The Reserve Bank of India (RBI) has announced a record dividend transfer of ₹2.86 lakh crore to the central government, igniting a significant debate among economists and market participants. While this marks the highest surplus transfer in the RBI's history, some experts, including Capital Mind CEO Deepak Shenoy, have expressed disappointment, arguing that the central bank could have contributed even more.
Shenoy, a SEBI-registered portfolio manager, took to social media to call the payout "a little disappointing." He highlighted that despite the RBI reporting nearly ₹4 lakh crore in profits, it chose to allocate a substantial portion to its Contingent Risk Buffer (CRB) rather than transferring a larger sum to the government. The CRB is a vital reserve maintained by the RBI to protect against unforeseen financial shocks, market volatility, and systemic risks.
Debate Over Reserve Allocation
Deepak Shenoy questioned the necessity of such a large reserve, pointing out that the CRB has historically remained unused. He suggested that the RBI's balance sheet appears "extremely bloated" and proposed that the central bank consider selling some of its gold holdings and reducing its balance sheet size to facilitate higher future payouts to the government.
However, Shenoy's remarks quickly drew counterarguments online. Several users defended the RBI's cautious approach, emphasizing that recent unprecedented global events justify maintaining robust financial buffers. One commenter noted, "Never had to use it… but sir, what if they do? All kinds of unprecedented things are happening in our lifetime," underscoring the importance of reserves in uncertain times. Others defended the RBI's growing gold reserves as a strategic asset, not merely a balance sheet item to be sold.
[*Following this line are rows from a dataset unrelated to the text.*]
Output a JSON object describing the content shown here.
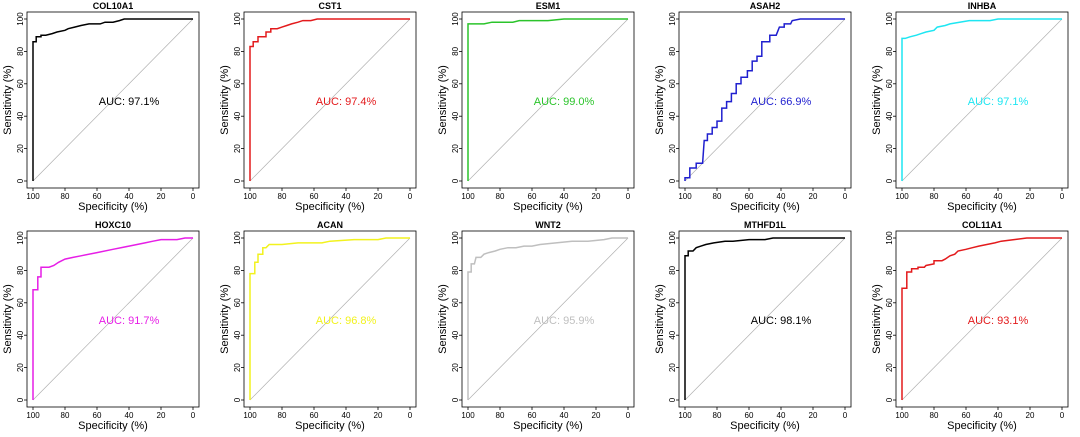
{
  "chart_data": [
    {
      "type": "line",
      "title": "COL10A1",
      "color": "#000000",
      "auc_label": "AUC: 97.1%",
      "xlabel": "Specificity (%)",
      "ylabel": "Sensitivity (%)",
      "xlim": [
        100,
        0
      ],
      "ylim": [
        0,
        100
      ],
      "xticks": [
        "100",
        "80",
        "60",
        "40",
        "20",
        "0"
      ],
      "yticks": [
        "0",
        "20",
        "40",
        "60",
        "80",
        "100"
      ],
      "points": [
        [
          100,
          0
        ],
        [
          100,
          86
        ],
        [
          98,
          86
        ],
        [
          98,
          89
        ],
        [
          95,
          89
        ],
        [
          95,
          90
        ],
        [
          92,
          90
        ],
        [
          88,
          91
        ],
        [
          85,
          92
        ],
        [
          80,
          93
        ],
        [
          78,
          94
        ],
        [
          74,
          95
        ],
        [
          70,
          96
        ],
        [
          65,
          97
        ],
        [
          58,
          97
        ],
        [
          55,
          98
        ],
        [
          50,
          98
        ],
        [
          46,
          99
        ],
        [
          43,
          100
        ],
        [
          0,
          100
        ]
      ]
    },
    {
      "type": "line",
      "title": "CST1",
      "color": "#e31a1c",
      "auc_label": "AUC: 97.4%",
      "xlabel": "Specificity (%)",
      "ylabel": "Sensitivity (%)",
      "xlim": [
        100,
        0
      ],
      "ylim": [
        0,
        100
      ],
      "xticks": [
        "100",
        "80",
        "60",
        "40",
        "20",
        "0"
      ],
      "yticks": [
        "0",
        "20",
        "40",
        "60",
        "80",
        "100"
      ],
      "points": [
        [
          100,
          0
        ],
        [
          100,
          83
        ],
        [
          98,
          83
        ],
        [
          98,
          86
        ],
        [
          95,
          86
        ],
        [
          95,
          89
        ],
        [
          90,
          89
        ],
        [
          90,
          92
        ],
        [
          87,
          92
        ],
        [
          87,
          94
        ],
        [
          83,
          94
        ],
        [
          80,
          95
        ],
        [
          77,
          96
        ],
        [
          74,
          97
        ],
        [
          70,
          98
        ],
        [
          67,
          99
        ],
        [
          62,
          99
        ],
        [
          58,
          100
        ],
        [
          0,
          100
        ]
      ]
    },
    {
      "type": "line",
      "title": "ESM1",
      "color": "#2bc42b",
      "auc_label": "AUC: 99.0%",
      "xlabel": "Specificity (%)",
      "ylabel": "Sensitivity (%)",
      "xlim": [
        100,
        0
      ],
      "ylim": [
        0,
        100
      ],
      "xticks": [
        "100",
        "80",
        "60",
        "40",
        "20",
        "0"
      ],
      "yticks": [
        "0",
        "20",
        "40",
        "60",
        "80",
        "100"
      ],
      "points": [
        [
          100,
          0
        ],
        [
          100,
          97
        ],
        [
          95,
          97
        ],
        [
          90,
          97
        ],
        [
          85,
          98
        ],
        [
          78,
          98
        ],
        [
          72,
          98
        ],
        [
          68,
          99
        ],
        [
          55,
          99
        ],
        [
          50,
          99
        ],
        [
          40,
          100
        ],
        [
          0,
          100
        ]
      ]
    },
    {
      "type": "line",
      "title": "ASAH2",
      "color": "#1f1fcf",
      "auc_label": "AUC: 66.9%",
      "xlabel": "Specificity (%)",
      "ylabel": "Sensitivity (%)",
      "xlim": [
        100,
        0
      ],
      "ylim": [
        0,
        100
      ],
      "xticks": [
        "100",
        "80",
        "60",
        "40",
        "20",
        "0"
      ],
      "yticks": [
        "0",
        "20",
        "40",
        "60",
        "80",
        "100"
      ],
      "points": [
        [
          100,
          0
        ],
        [
          100,
          2
        ],
        [
          97,
          2
        ],
        [
          97,
          8
        ],
        [
          93,
          8
        ],
        [
          93,
          11
        ],
        [
          89,
          11
        ],
        [
          88,
          25
        ],
        [
          86,
          25
        ],
        [
          86,
          29
        ],
        [
          83,
          29
        ],
        [
          83,
          33
        ],
        [
          80,
          33
        ],
        [
          80,
          37
        ],
        [
          77,
          37
        ],
        [
          77,
          45
        ],
        [
          74,
          45
        ],
        [
          74,
          49
        ],
        [
          71,
          49
        ],
        [
          71,
          54
        ],
        [
          68,
          54
        ],
        [
          68,
          60
        ],
        [
          65,
          60
        ],
        [
          65,
          64
        ],
        [
          61,
          64
        ],
        [
          61,
          68
        ],
        [
          58,
          68
        ],
        [
          58,
          74
        ],
        [
          55,
          74
        ],
        [
          55,
          77
        ],
        [
          52,
          77
        ],
        [
          52,
          86
        ],
        [
          47,
          86
        ],
        [
          47,
          90
        ],
        [
          43,
          90
        ],
        [
          41,
          95
        ],
        [
          38,
          95
        ],
        [
          38,
          97
        ],
        [
          34,
          97
        ],
        [
          33,
          99
        ],
        [
          28,
          100
        ],
        [
          0,
          100
        ]
      ]
    },
    {
      "type": "line",
      "title": "INHBA",
      "color": "#1ee6f2",
      "auc_label": "AUC: 97.1%",
      "xlabel": "Specificity (%)",
      "ylabel": "Sensitivity (%)",
      "xlim": [
        100,
        0
      ],
      "ylim": [
        0,
        100
      ],
      "xticks": [
        "100",
        "80",
        "60",
        "40",
        "20",
        "0"
      ],
      "yticks": [
        "0",
        "20",
        "40",
        "60",
        "80",
        "100"
      ],
      "points": [
        [
          100,
          0
        ],
        [
          100,
          88
        ],
        [
          98,
          88
        ],
        [
          95,
          89
        ],
        [
          91,
          90
        ],
        [
          88,
          91
        ],
        [
          85,
          92
        ],
        [
          80,
          93
        ],
        [
          78,
          95
        ],
        [
          73,
          96
        ],
        [
          70,
          97
        ],
        [
          64,
          98
        ],
        [
          58,
          99
        ],
        [
          45,
          99
        ],
        [
          40,
          100
        ],
        [
          0,
          100
        ]
      ]
    },
    {
      "type": "line",
      "title": "HOXC10",
      "color": "#e61ee6",
      "auc_label": "AUC: 91.7%",
      "xlabel": "Specificity (%)",
      "ylabel": "Sensitivity (%)",
      "xlim": [
        100,
        0
      ],
      "ylim": [
        0,
        100
      ],
      "xticks": [
        "100",
        "80",
        "60",
        "40",
        "20",
        "0"
      ],
      "yticks": [
        "0",
        "20",
        "40",
        "60",
        "80",
        "100"
      ],
      "points": [
        [
          100,
          0
        ],
        [
          100,
          68
        ],
        [
          97,
          68
        ],
        [
          97,
          76
        ],
        [
          95,
          76
        ],
        [
          95,
          82
        ],
        [
          90,
          82
        ],
        [
          87,
          83
        ],
        [
          84,
          85
        ],
        [
          80,
          87
        ],
        [
          75,
          88
        ],
        [
          70,
          89
        ],
        [
          60,
          91
        ],
        [
          50,
          93
        ],
        [
          40,
          95
        ],
        [
          30,
          97
        ],
        [
          25,
          98
        ],
        [
          20,
          99
        ],
        [
          10,
          99
        ],
        [
          5,
          100
        ],
        [
          0,
          100
        ]
      ]
    },
    {
      "type": "line",
      "title": "ACAN",
      "color": "#f2f21e",
      "auc_label": "AUC: 96.8%",
      "xlabel": "Specificity (%)",
      "ylabel": "Sensitivity (%)",
      "xlim": [
        100,
        0
      ],
      "ylim": [
        0,
        100
      ],
      "xticks": [
        "100",
        "80",
        "60",
        "40",
        "20",
        "0"
      ],
      "yticks": [
        "0",
        "20",
        "40",
        "60",
        "80",
        "100"
      ],
      "points": [
        [
          100,
          0
        ],
        [
          100,
          78
        ],
        [
          97,
          78
        ],
        [
          97,
          85
        ],
        [
          95,
          85
        ],
        [
          95,
          90
        ],
        [
          92,
          90
        ],
        [
          92,
          94
        ],
        [
          90,
          94
        ],
        [
          88,
          96
        ],
        [
          80,
          96
        ],
        [
          70,
          97
        ],
        [
          55,
          97
        ],
        [
          50,
          98
        ],
        [
          35,
          99
        ],
        [
          20,
          99
        ],
        [
          15,
          100
        ],
        [
          0,
          100
        ]
      ]
    },
    {
      "type": "line",
      "title": "WNT2",
      "color": "#bfbfbf",
      "auc_label": "AUC: 95.9%",
      "xlabel": "Specificity (%)",
      "ylabel": "Sensitivity (%)",
      "xlim": [
        100,
        0
      ],
      "ylim": [
        0,
        100
      ],
      "xticks": [
        "100",
        "80",
        "60",
        "40",
        "20",
        "0"
      ],
      "yticks": [
        "0",
        "20",
        "40",
        "60",
        "80",
        "100"
      ],
      "points": [
        [
          100,
          0
        ],
        [
          100,
          79
        ],
        [
          98,
          79
        ],
        [
          98,
          84
        ],
        [
          96,
          84
        ],
        [
          95,
          88
        ],
        [
          92,
          88
        ],
        [
          90,
          90
        ],
        [
          87,
          91
        ],
        [
          83,
          92
        ],
        [
          80,
          93
        ],
        [
          75,
          94
        ],
        [
          70,
          94
        ],
        [
          65,
          95
        ],
        [
          60,
          95
        ],
        [
          55,
          96
        ],
        [
          45,
          97
        ],
        [
          35,
          98
        ],
        [
          25,
          98
        ],
        [
          15,
          99
        ],
        [
          10,
          100
        ],
        [
          0,
          100
        ]
      ]
    },
    {
      "type": "line",
      "title": "MTHFD1L",
      "color": "#000000",
      "auc_label": "AUC: 98.1%",
      "xlabel": "Specificity (%)",
      "ylabel": "Sensitivity (%)",
      "xlim": [
        100,
        0
      ],
      "ylim": [
        0,
        100
      ],
      "xticks": [
        "100",
        "80",
        "60",
        "40",
        "20",
        "0"
      ],
      "yticks": [
        "0",
        "20",
        "40",
        "60",
        "80",
        "100"
      ],
      "points": [
        [
          100,
          0
        ],
        [
          100,
          89
        ],
        [
          98,
          89
        ],
        [
          98,
          92
        ],
        [
          95,
          92
        ],
        [
          93,
          94
        ],
        [
          90,
          95
        ],
        [
          87,
          96
        ],
        [
          82,
          97
        ],
        [
          75,
          98
        ],
        [
          70,
          98
        ],
        [
          60,
          99
        ],
        [
          50,
          99
        ],
        [
          45,
          100
        ],
        [
          0,
          100
        ]
      ]
    },
    {
      "type": "line",
      "title": "COL11A1",
      "color": "#e31a1c",
      "auc_label": "AUC: 93.1%",
      "xlabel": "Specificity (%)",
      "ylabel": "Sensitivity (%)",
      "xlim": [
        100,
        0
      ],
      "ylim": [
        0,
        100
      ],
      "xticks": [
        "100",
        "80",
        "60",
        "40",
        "20",
        "0"
      ],
      "yticks": [
        "0",
        "20",
        "40",
        "60",
        "80",
        "100"
      ],
      "points": [
        [
          100,
          0
        ],
        [
          100,
          69
        ],
        [
          97,
          69
        ],
        [
          97,
          79
        ],
        [
          94,
          79
        ],
        [
          94,
          81
        ],
        [
          90,
          81
        ],
        [
          90,
          82
        ],
        [
          86,
          82
        ],
        [
          85,
          83
        ],
        [
          80,
          84
        ],
        [
          80,
          86
        ],
        [
          75,
          86
        ],
        [
          73,
          87
        ],
        [
          70,
          89
        ],
        [
          67,
          90
        ],
        [
          65,
          92
        ],
        [
          60,
          93
        ],
        [
          56,
          94
        ],
        [
          52,
          95
        ],
        [
          47,
          96
        ],
        [
          42,
          97
        ],
        [
          38,
          98
        ],
        [
          30,
          99
        ],
        [
          22,
          100
        ],
        [
          0,
          100
        ]
      ]
    }
  ]
}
Fiscal Support Amid Economic Challenges
The record dividend transfer is expected to provide crucial fiscal support to the government as it navigates the start of FY2026-27. This comes amidst a backdrop of global uncertainties, including geopolitical tensions in West Asia, elevated crude oil prices (surpassing $100 per barrel), and a weakening rupee. Foreign portfolio investors (FPIs) have withdrawn ₹2.22 lakh crore from Indian equities this year, adding pressure on the currency, which recently touched a record low before RBI intervention.
While the ₹2.86 lakh crore payout exceeds last year's ₹2.69 lakh crore transfer, it falls short of the government's broader budget estimate of ₹3.16 lakh crore from RBI surplus and public sector undertaking (PSU) dividends combined. The RBI's financial performance remained strong, with gross income rising by 26.42% and its balance sheet expanding by 20.61% to ₹91.97 lakh crore. The central bank allocated ₹1.09 lakh crore to its CRB, more than double the previous year's amount, enhancing its capacity to respond to future financial and market shocks.
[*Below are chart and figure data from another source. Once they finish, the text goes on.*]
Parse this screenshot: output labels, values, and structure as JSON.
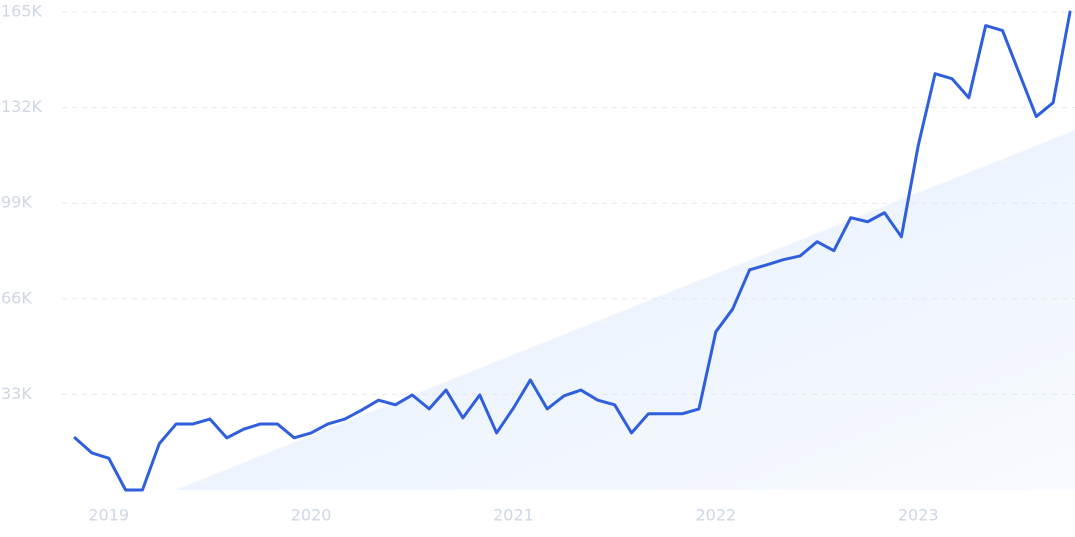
{
  "chart_data": {
    "type": "line",
    "categories": [
      null,
      null,
      "2019",
      null,
      null,
      null,
      null,
      null,
      null,
      null,
      null,
      null,
      null,
      null,
      "2020",
      null,
      null,
      null,
      null,
      null,
      null,
      null,
      null,
      null,
      null,
      null,
      "2021",
      null,
      null,
      null,
      null,
      null,
      null,
      null,
      null,
      null,
      null,
      null,
      "2022",
      null,
      null,
      null,
      null,
      null,
      null,
      null,
      null,
      null,
      null,
      null,
      "2023",
      null,
      null,
      null,
      null,
      null,
      null,
      null,
      null,
      null
    ],
    "series": [
      {
        "color": "#2f5fdc",
        "values": [
          18000,
          12800,
          11000,
          0,
          0,
          16000,
          22800,
          22800,
          24500,
          18000,
          21000,
          22800,
          22800,
          18000,
          19700,
          22800,
          24500,
          27600,
          31000,
          29400,
          32800,
          28000,
          34500,
          24900,
          32800,
          19700,
          28300,
          38000,
          28000,
          32500,
          34500,
          31000,
          29400,
          19700,
          26300,
          26300,
          26300,
          28000,
          54600,
          62500,
          76000,
          77700,
          79500,
          80800,
          85700,
          82600,
          94000,
          92600,
          95700,
          87400,
          118900,
          143700,
          142000,
          135400,
          160300,
          158600,
          143700,
          128900,
          133700,
          165000
        ]
      }
    ],
    "ylim": [
      0,
      165000
    ],
    "yticks": [
      {
        "value": 33000,
        "label": "33K"
      },
      {
        "value": 66000,
        "label": "66K"
      },
      {
        "value": 99000,
        "label": "99K"
      },
      {
        "value": 132000,
        "label": "132K"
      },
      {
        "value": 165000,
        "label": "165K"
      }
    ],
    "grid": true
  }
}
Economists generally agree that the transfer will bolster government spending and fiscal management. Nevertheless, concerns persist regarding potential higher fuel and fertilizer subsidy requirements, weaker tax collections, and the sustained impact of elevated oil prices. Some analysts predict the fiscal deficit could exceed the budget target of 4.3% of GDP, particularly if crude prices remain high.